Глава XXXIII. Неблагодарный труд. - Прощальное слово в газете. - Заключение
Здесь я помещаю статью, которую я написал для "Нью-Йорк Геральд'а" в вечер нашего прибытия. Я делаю это отчасти потому, что того требует мой договор с издателем; отчасти потому, что это верный, добросовестный и исчерпывающий итог нашего плавания и подвигов наших паломников в чужих краях; а отчасти еще и потому, что кое-кто из моих спутников бранил меня за неё, и я хочу, чтобы все видели, какая это неблагодарная задача - заниматься прославлением тех, кто НУ способен оценить твои труды. Меня обвинили в "слишком поспешном опубликовании" этих похвал. А я вовсе не спешил. Я иногда посылал корреспонденции в "Геральд", и, однако, придя в тот день в редакцию, даже не заикнулся о том, чтобы написать прощальное слово. Я сперва зашел в "Трибюн" узнать, не нужна ли им такая статья, ибо я состоял штатным сотрудником этой газеты и это была моя прямая обязанность. Главного редактора я не застал и тут же забыл и думать об этом.
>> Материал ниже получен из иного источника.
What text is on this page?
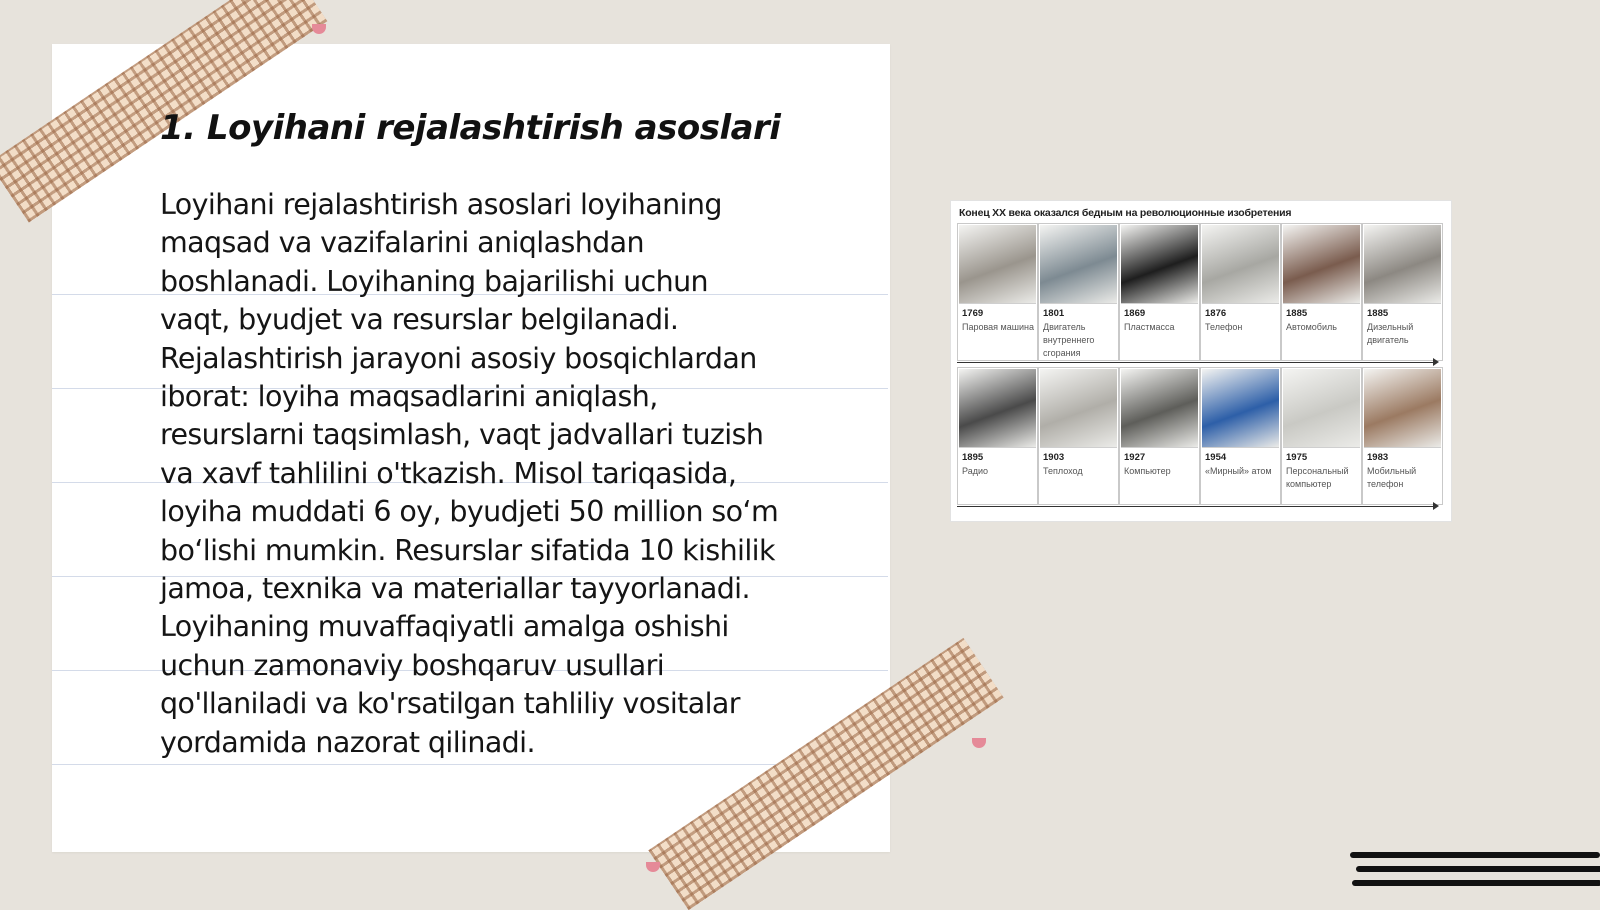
1. Loyihani rejalashtirish asoslari
Loyihani rejalashtirish asoslari loyihaning
maqsad va vazifalarini aniqlashdan
boshlanadi. Loyihaning bajarilishi uchun
vaqt, byudjet va resurslar belgilanadi.
Rejalashtirish jarayoni asosiy bosqichlardan
iborat: loyiha maqsadlarini aniqlash,
resurslarni taqsimlash, vaqt jadvallari tuzish
va xavf tahlilini o'tkazish. Misol tariqasida,
loyiha muddati 6 oy, byudjeti 50 million so‘m
bo‘lishi mumkin. Resurslar sifatida 10 kishilik
jamoa, texnika va materiallar tayyorlanadi.
Loyihaning muvaffaqiyatli amalga oshishi
uchun zamonaviy boshqaruv usullari
qo'llaniladi va ko'rsatilgan tahliliy vositalar
yordamida nazorat qilinadi.
Конец XX века оказался бедным на революционные изобретения
1769
Паровая машина
1801
Двигатель внутреннего сгорания
1869
Пластмасса
1876
Телефон
1885
Автомобиль
1885
Дизельный двигатель
1895
Радио
1903
Теплоход
1927
Компьютер
1954
«Мирный» атом
1975
Персональный компьютер
1983
Мобильный телефон
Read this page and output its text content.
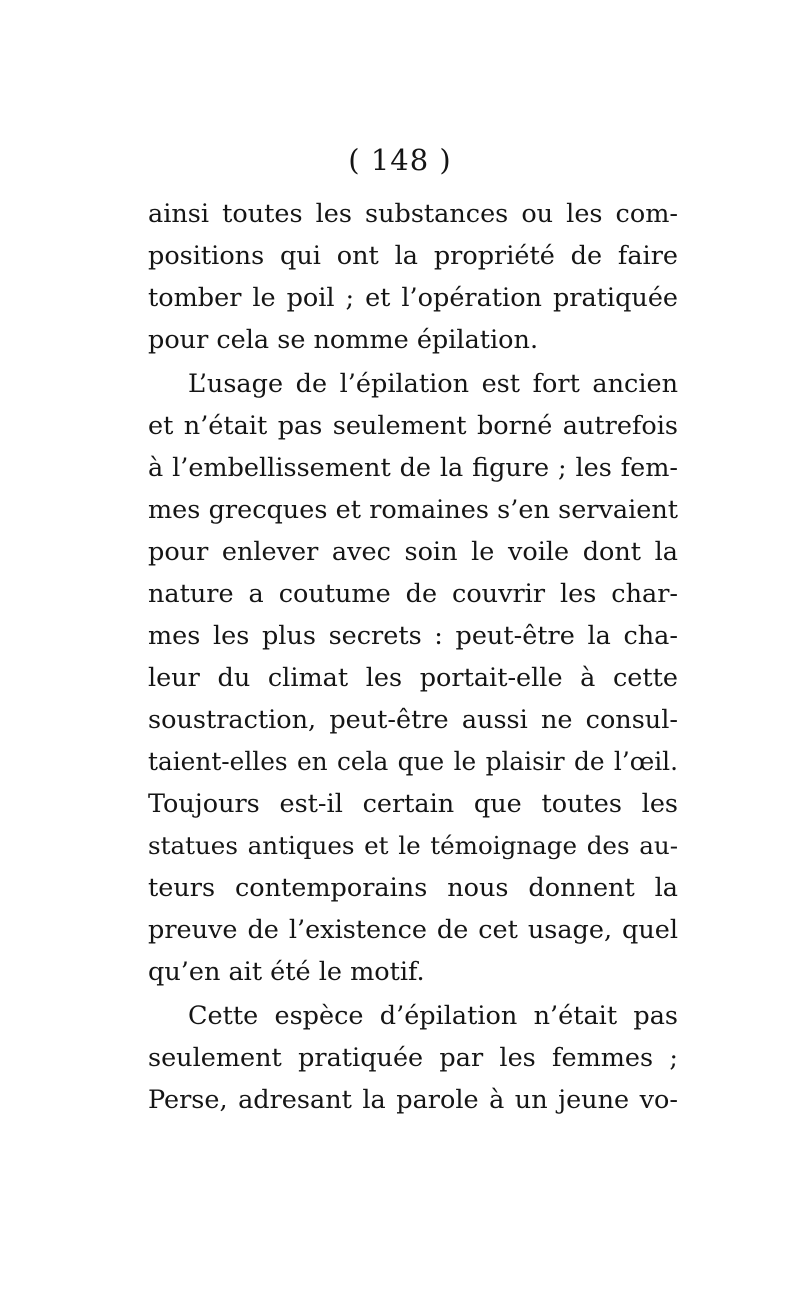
( 148 )
ainsi toutes les substances ou les com-
positions qui ont la propriété de faire
tomber le poil ; et l’opération pratiquée
pour cela se nomme épilation.
L’usage de l’épilation est fort ancien
et n’était pas seulement borné autrefois
à l’embellissement de la figure ; les fem-
mes grecques et romaines s’en servaient
pour enlever avec soin le voile dont la
nature a coutume de couvrir les char-
mes les plus secrets : peut-être la cha-
leur du climat les portait-elle à cette
soustraction, peut-être aussi ne consul-
taient-elles en cela que le plaisir de l’œil.
Toujours est-il certain que toutes les
statues antiques et le témoignage des au-
teurs contemporains nous donnent la
preuve de l’existence de cet usage, quel
qu’en ait été le motif.
Cette espèce d’épilation n’était pas
seulement pratiquée par les femmes ;
Perse, adresant la parole à un jeune vo-
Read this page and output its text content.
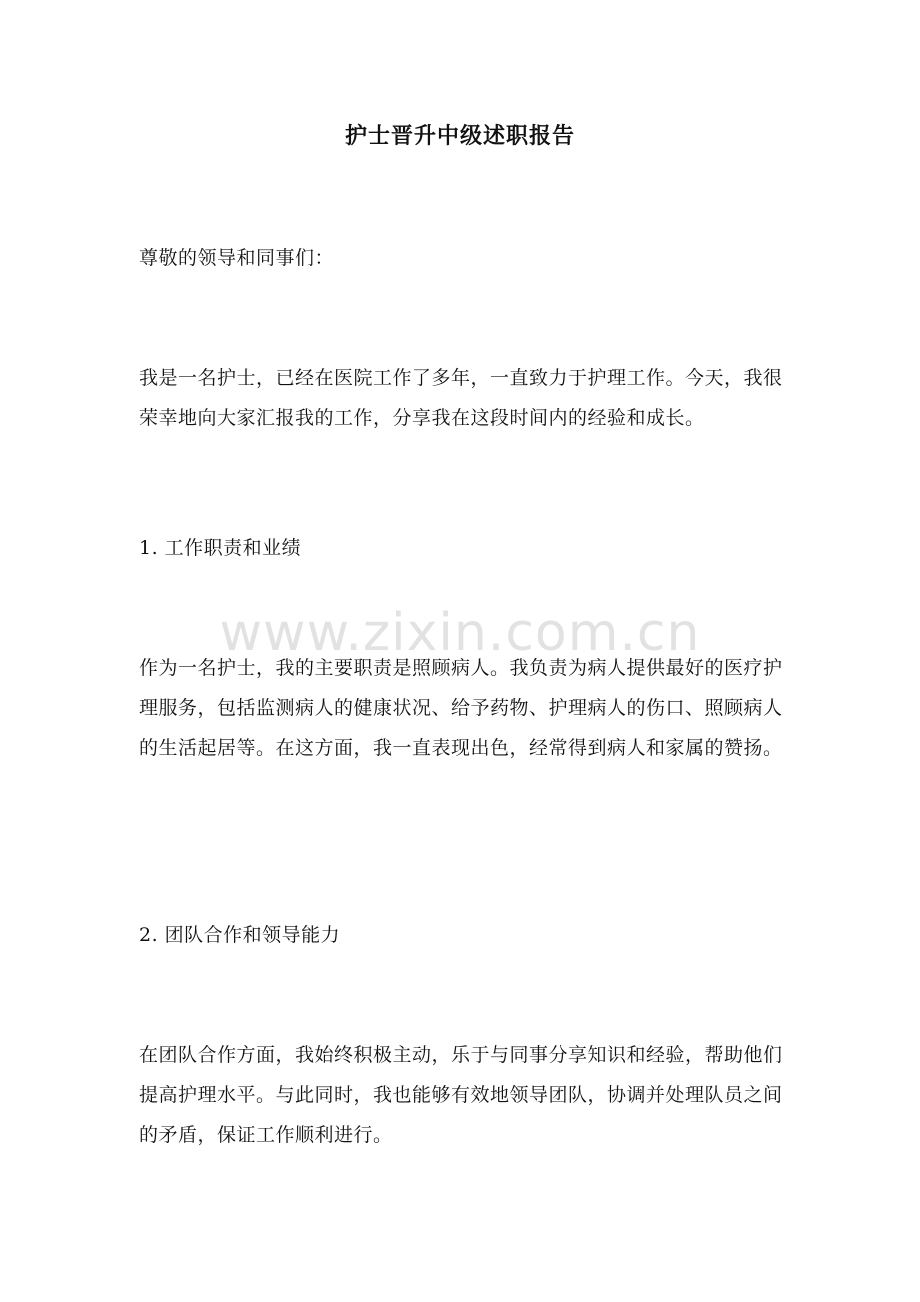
护士晋升中级述职报告
尊敬的领导和同事们：
我是一名护士，已经在医院工作了多年，一直致力于护理工作。今天，我很荣幸地向大家汇报我的工作，分享我在这段时间内的经验和成长。
1. 工作职责和业绩
作为一名护士，我的主要职责是照顾病人。我负责为病人提供最好的医疗护理服务，包括监测病人的健康状况、给予药物、护理病人的伤口、照顾病人的生活起居等。在这方面，我一直表现出色，经常得到病人和家属的赞扬。
2. 团队合作和领导能力
在团队合作方面，我始终积极主动，乐于与同事分享知识和经验，帮助他们提高护理水平。与此同时，我也能够有效地领导团队，协调并处理队员之间的矛盾，保证工作顺利进行。
www.zixin.com.cn
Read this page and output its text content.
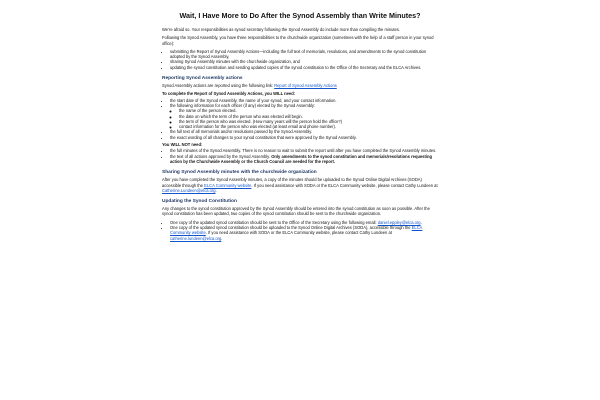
Wait, I Have More to Do After the Synod Assembly than Write Minutes?

We’re afraid so. Your responsibilities as synod secretary following the Synod Assembly do include more than compiling the minutes.

Following the Synod Assembly, you have three responsibilities to the churchwide organization (sometimes with the help of a staff person in your synod office):

• submitting the Report of Synod Assembly Actions—including the full text of memorials, resolutions, and amendments to the synod constitution adopted by the Synod Assembly,
• sharing Synod Assembly minutes with the churchwide organization, and
• updating the synod constitution and sending updated copies of the synod constitution to the Office of the Secretary and the ELCA Archives.
Reporting Synod Assembly actions

Synod Assembly actions are reported using the following link: Report of Synod Assembly Actions

To complete the Report of Synod Assembly Actions, you WILL need:

• the start date of the Synod Assembly, the name of your synod, and your contact information.
• the following information for each officer (if any) elected by the Synod Assembly:
◦ the name of the person elected.
◦ the date on which the term of the person who was elected will begin.
◦ the term of the person who was elected. (How many years will the person hold the office?)
◦ contact information for the person who was elected (at least email and phone number).
• the full text of all memorials and/or resolutions passed by the Synod Assembly.
• the exact wording of all changes to your synod constitution that were approved by the Synod Assembly.

You WILL NOT need:

• the full minutes of the Synod Assembly. There is no reason to wait to submit the report until after you have completed the Synod Assembly minutes.
• the text of all actions approved by the Synod Assembly. Only amendments to the synod constitution and memorials/resolutions requesting action by the Churchwide Assembly or the Church Council are needed for the report.
Sharing Synod Assembly minutes with the churchwide organization

After you have completed the Synod Assembly minutes, a copy of the minutes should be uploaded to the Synod Online Digital Archives (SODA) accessible through the ELCA Community website. If you need assistance with SODA or the ELCA Community website, please contact Cathy Lundeen at Catherine.Lundeen@elca.org.

Updating the Synod Constitution

Any changes to the synod constitution approved by the Synod Assembly should be entered into the synod constitution as soon as possible. After the synod constitution has been updated, two copies of the synod constitution should be sent to the churchwide organization.

• One copy of the updated synod constitution should be sent to the Office of the Secretary using the following email: daniel.eppley@elca.org.
• One copy of the updated synod constitution should be uploaded to the Synod Online Digital Archives (SODA), accessible through the ELCA Community website. If you need assistance with SODA or the ELCA Community website, please contact Cathy Lundeen at catherine.lundeen@elca.org.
Вечером, когда редакция "Геральд'а" попросила меня написать такую статью, я тоже не стал спешить. Напротив, я мешкал с ответом, ибо в ту минуту не склонен был рассыпаться в комплиментах, а потому но желал рассказывать о плавании, боясь, что увлекусь и отзыв мой будет отнюдь не похвальный. Однако я рассудил, что поступлю по чести и справедливости если напишу несколько добрых слов о наших хаджи (хаджи - это почетное звание паломника), ибо люди сторонние не смогут написать об этом так прочувствованно, как я, собрат хаджи; и тогда я написал эту статью. Я прочел ее раз, прочел другой, и если есть здесь хоть строчка, заключающая в себе что-либо, кроме самой беззастенчивой лести по адресу капитана, корабля и пассажиров, я этого во всяком случае не вижу. Или я ничего не смыслю, или участники какого угодно путешествия могли бы гордиться тем, что среди них нашелся человек, написавший о них такую главу. После этого краткого вступления, я уверенно отдаю свое прощальное слово на суд непредубежденного читателя.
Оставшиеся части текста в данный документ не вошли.